The Florida Lung, Asthma and Sleep Specialists are pleased with preliminary findings concerning recent research into a specific radiation therapy, SBRT.
SBRT radiation therapy has shown an improvement in the survival rate over the last decade. Some significant survivors belong to a group of very special lung cancer patients: older patients who cannot tolerate surgery.
The new findings will be officially presented in Boston at the American Society for Radiation Oncology, by lead researcher, Dr Andrew Farach, a radiation oncologist at Houston Methodist Hospital.
About ten years ago SBRT radiation therapy became available and it gained popularity almost immediately. Now, a decade later, researchers have coordinated their data.
Now, Dr. Farach and his team believe they have discovered that the therapy, known as Sterotactic Body Radiation Therapy, (SBRT,) is giving older people the chance to survive longer. You can check out the specifics of the new studies at the ASTRO online resource.
In particular, SBRT radiation therapy is often used for patients who have an early stage of lung cancer, but could not tolerate surgery due to other health problems or the frailty of their aging body.
What is SBRT Therapy?
If you were a lung cancer patient or a family member, you would definitely want to know how SBRT differs from the classic version of radiation treatment.

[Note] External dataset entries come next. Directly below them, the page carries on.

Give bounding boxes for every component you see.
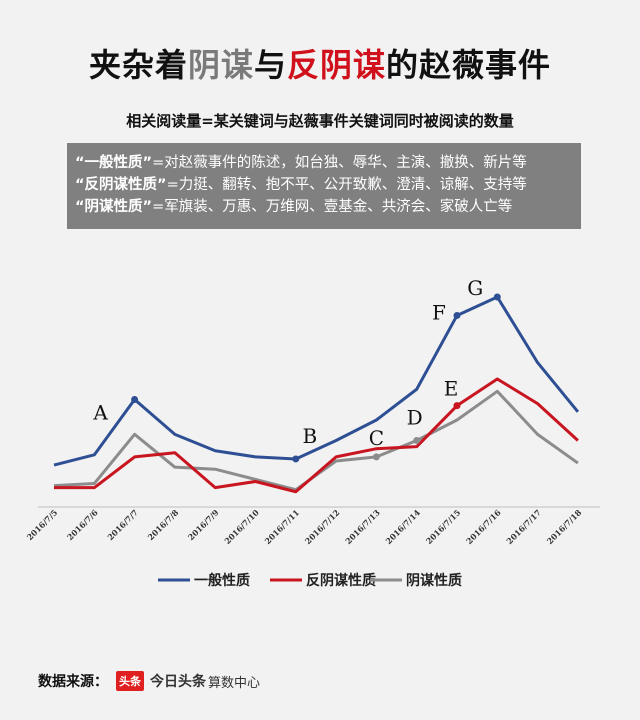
definition-key: “一般性质” [75, 155, 153, 171]
x-tick-label: 2016/7/16 [464, 507, 503, 546]
definition-key: “反阴谋性质” [75, 177, 167, 193]
definition-row-general: “一般性质”=对赵薇事件的陈述，如台独、辱华、主演、撤换、新片等 [75, 152, 581, 174]
annotation-label: F [432, 300, 446, 324]
annotation-label: C [369, 426, 384, 450]
series-line [54, 377, 579, 494]
title-part-4: 反阴谋 [287, 46, 387, 84]
x-tick-label: 2016/7/15 [424, 507, 463, 546]
series-line [53, 295, 580, 467]
definition-row-anti-conspiracy: “反阴谋性质”=力挺、翻转、抱不平、公开致歉、澄清、谅解、支持等 [75, 174, 581, 196]
title-part-2: 阴谋 [187, 46, 254, 84]
toutiao-logo-sub: 算数中心 [208, 675, 261, 691]
annotation-label: G [467, 276, 483, 300]
series-lines [53, 295, 580, 494]
x-tick-label: 2016/7/10 [222, 507, 261, 546]
annotation-markers: A B CDE FG [92, 276, 501, 463]
toutiao-logo-name: 今日头条 [150, 674, 206, 690]
x-tick-label: 2016/7/9 [186, 507, 221, 542]
annotation-point [453, 402, 461, 410]
annotation-point [413, 437, 421, 444]
toutiao-logo-badge: 头条 [116, 671, 144, 691]
definition-text: =对赵薇事件的陈述，如台独、辱华、主演、撤换、新片等 [152, 155, 527, 171]
annotation-label: E [444, 377, 459, 401]
definition-key: “阴谋性质” [75, 199, 153, 215]
x-tick-label: 2016/7/7 [105, 507, 140, 542]
legend-label: 阴谋性质 [406, 572, 462, 589]
page-title: 夹杂着阴谋与反阴谋的赵薇事件 [0, 40, 640, 86]
annotation-point [493, 293, 501, 301]
source-label: 数据来源： [38, 674, 108, 690]
chart-legend: 一般性质 反阴谋性质 阴谋性质 [158, 572, 462, 589]
legend-label: 反阴谋性质 [306, 572, 376, 589]
x-tick-label: 2016/7/12 [303, 507, 342, 546]
x-tick-label: 2016/7/13 [343, 507, 382, 546]
annotation-label: D [407, 406, 423, 430]
definition-box: “一般性质”=对赵薇事件的陈述，如台独、辱华、主演、撤换、新片等 “反阴谋性质”… [67, 143, 581, 229]
annotation-label: B [302, 424, 317, 448]
x-tick-label: 2016/7/14 [383, 507, 422, 546]
x-tick-labels: 2016/7/5 2016/7/6 2016/7/7 2016/7/8 2016/7/9… [25, 507, 584, 546]
x-tick-label: 2016/7/11 [262, 507, 301, 546]
x-tick-label: 2016/7/5 [25, 507, 60, 542]
definition-row-conspiracy: “阴谋性质”=军旗装、万惠、万维网、壹基金、共济会、家破人亡等 [75, 196, 581, 218]
title-part-1: 夹杂着 [88, 46, 188, 84]
x-tick-label: 2016/7/6 [65, 507, 100, 542]
annotation-label: A [92, 401, 108, 425]
annotation-point [292, 455, 300, 463]
data-source: 数据来源： 头条 今日头条 算数中心 [38, 671, 260, 691]
title-part-5: 的赵薇事件 [386, 46, 552, 84]
annotation-point [453, 311, 461, 319]
legend-label: 一般性质 [194, 572, 250, 589]
subtitle: 相关阅读量=某关键词与赵薇事件关键词同时被阅读的数量 [126, 112, 514, 130]
x-tick-label: 2016/7/18 [545, 507, 584, 546]
annotation-point [131, 396, 139, 403]
definition-text: =力挺、翻转、抱不平、公开致歉、澄清、谅解、支持等 [166, 177, 527, 193]
definition-text: =军旗装、万惠、万维网、壹基金、共济会、家破人亡等 [152, 199, 513, 215]
annotation-point [372, 453, 380, 461]
x-tick-label: 2016/7/8 [145, 507, 180, 542]
x-tick-label: 2016/7/17 [504, 507, 543, 546]
title-part-3: 与 [253, 46, 287, 84]
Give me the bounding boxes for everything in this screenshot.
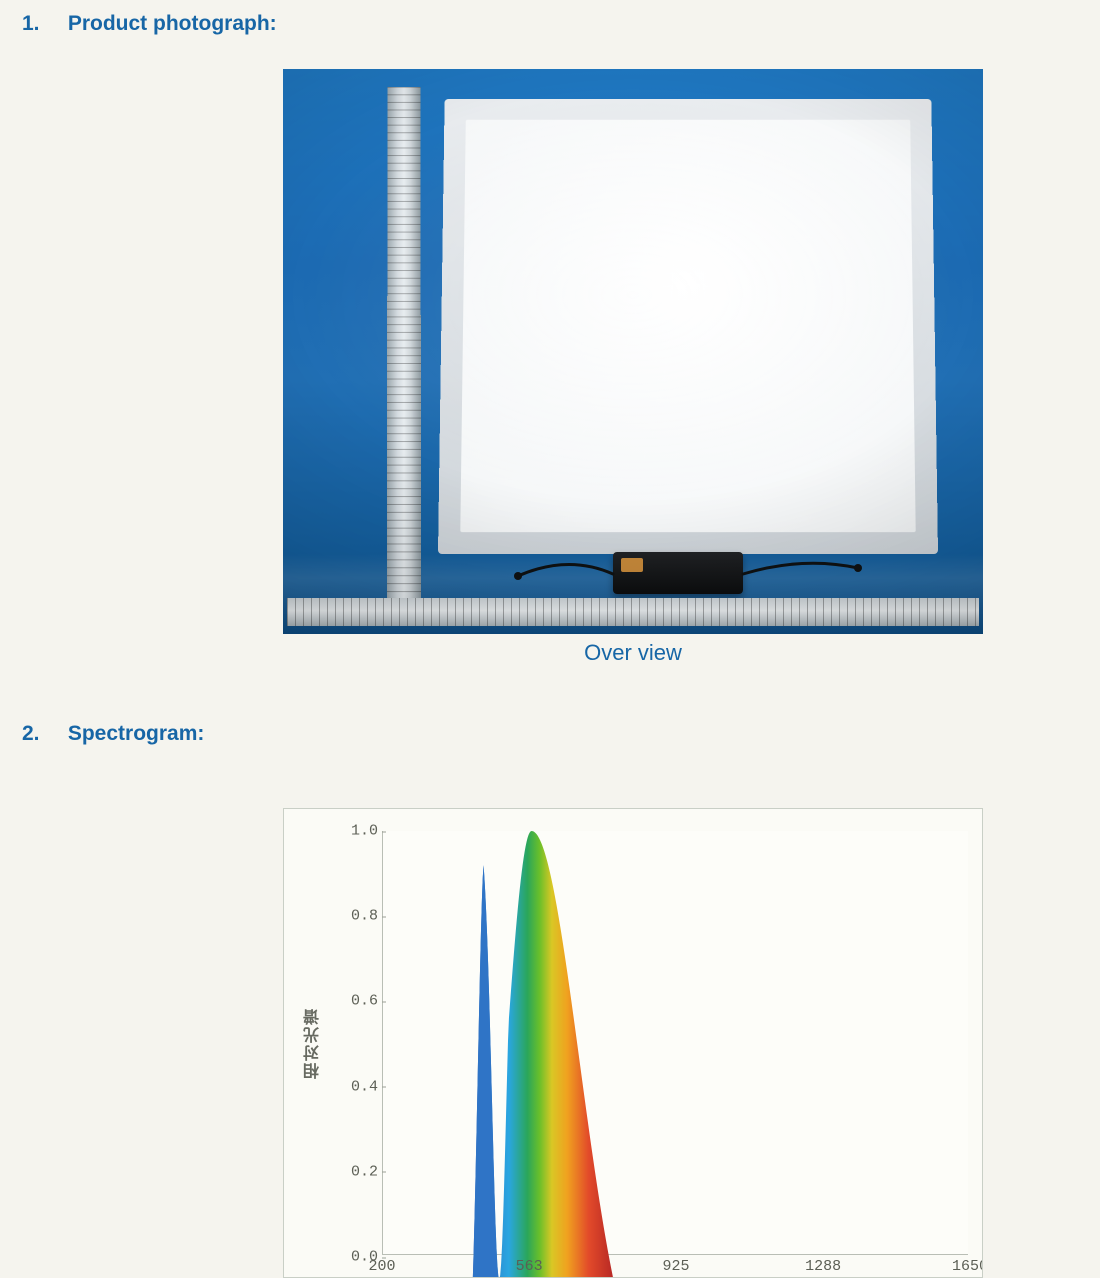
led-panel [438,99,938,554]
ytick: 0.2 [342,1163,378,1180]
xtick: 1650 [952,1258,983,1275]
xtick: 1288 [805,1258,841,1275]
spectrogram-ylabel: 相对光谱 [302,1007,326,1079]
product-photo [283,69,983,634]
heading-title-1: Product photograph: [68,12,277,35]
spectrogram-svg [382,831,968,1278]
heading-title-2: Spectrogram: [68,722,205,745]
heading-number-1: 1. [22,12,62,36]
xtick: 925 [662,1258,689,1275]
ytick: 0.8 [342,908,378,925]
spectrogram-plot [382,831,968,1255]
heading-number-2: 2. [22,722,62,746]
panel-lit-area [460,120,915,532]
heading-product-photograph: 1. Product photograph: [22,12,277,36]
xtick: 563 [516,1258,543,1275]
photo-caption: Over view [283,640,983,666]
ruler-vertical [387,87,421,611]
ytick: 0.6 [342,993,378,1010]
ytick: 0.4 [342,1078,378,1095]
xtick: 200 [368,1258,395,1275]
driver-wires [513,544,863,604]
ruler-horizontal [287,598,979,626]
spectrogram-frame: 相对光谱 0.00.20.40.60.81.020056392512881650 [283,808,983,1278]
page: 1. Product photograph: Over view 2. Spec… [0,0,1100,1278]
ytick: 1.0 [342,823,378,840]
heading-spectrogram: 2. Spectrogram: [22,722,204,746]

Dr. Ben Movsas, chair of radiation oncology for Henry Ford Hospital in Detroit, puts it simply. He explains SBRT is composed of “focused beams of high-dose radiation that target a tumor.”
Likewise, one of the features that differentiates SBRT therapy from traditional “radiation therapy is that SBRT directs several beams to the tumor from different angles.”
This high-dose, focused, angular approach is typically prescribed in dosages of 3-5 treatments over a one or two week period.
SBRT patients and traditional patients might end up getting the same dose of radiation, but the focused, targeted nature of the SBRT causes fewer side effects.
Studies also prove there is less collateral damage in the healthy tissue around the tumor when SBRT is used.
Discover more about SBRT at this convenient online resource from MD Anderson.
Statistics Tell a Story of Hope
There have been two recent studies that proved the efficacy of SBRT for older patients who are incapable of sustaining surgery. FLASS stresses that these are preliminary findings, but interesting, just the same.
1. One recent study proved that SBRT increased the months, weeks and days of survival for older lung cancer patients between the years 2004 and 2012. Dr. Andrew Farach, traced this phenomenon to the fact that SBRT became popularly utilized in the U.S. within those years.
2. The Veterans Affairs lung cancer treatment databanks also confirm this discovery. Improved survival rates coincide with the use of SBRT in early stage patients who cannot qualify for surgery, due to advanced age or other health problems.
Conclusions Based on the New Findings
These research studies proved four important factors for older lung cancer patients:
l. As Dr. Farach said, “the results show that radiation therapy should be strongly considered for early stage patients who, due to age or poor health, aren’t good candidates for surgery.”
2. For lung cancer tumors, Dr. Farach also noted, “Surgery is the gold standard for operable patients right now, but over half of patients can’t receive surgery in the elderly population,”
3. Part of the research reflected statistics that dismayed the researchers. “We were pretty astounded to see the number of patients who don’t receive any treatment at all — It’s almost equal to the numbers who receive radiation therapy.” He noted, “These patients might benefit from SBRT.”
4. Researchers discovered four year survival rates for patients with radiation therapy more than doubled in the years between 2001 and 2011. In 2001 the rate was 13 percent but by 2011 survival rates rose to 28.5 percent.
Coincidentally, during that time period, use of SBRT increased from 5 percent in 2001 to 60 percent in 2011. Likewise, research scientists calculated a patient’s risk of death diminished by 30 percent in comparison with traditional radiation. Dr. Movsas stated, “SBRT really has made a dramatic difference for these patients.”
A Warning for Patients Who Have Options: SBRT is not a Substitute for Surgery
Dr. Len Lichtenfeld, the deputy chief medical officer for the American Cancer Society, strongly cautions patients who are good candidates for surgery. These positive reports for SBRT must not hinder them from scheduling tumor surgery.
Florida Lung, Asthma and Sleep Specialists reminds readers that these are preliminary findings. More and larger studies will be done in the war on lung cancer.
Dr. Farach has stated,“With continued adoption of SBRT in community cancer centers, it is our hope that more patients will receive curative SBRT and the number of patients left untreated based on age or medical comorbidity will continue to fall.”
We see these statistical studies as gifts of hope for those who cannot endure surgery. Every lung cancer patient is unique, and the healthcare team must join with the patient in designing the best possible treatments plan, which might include a combination of radiation, surgery and chemotherapy.
If you or a loved one has been afflicted with lung cancer, your life and schedule will change. The American Cancer Society has designed a handy form designated as a “treatment organizer.” It is a refined calendar with specialized categories for treatment plan notes. It helps cancer patients and their loved ones to keep track of appointments and information.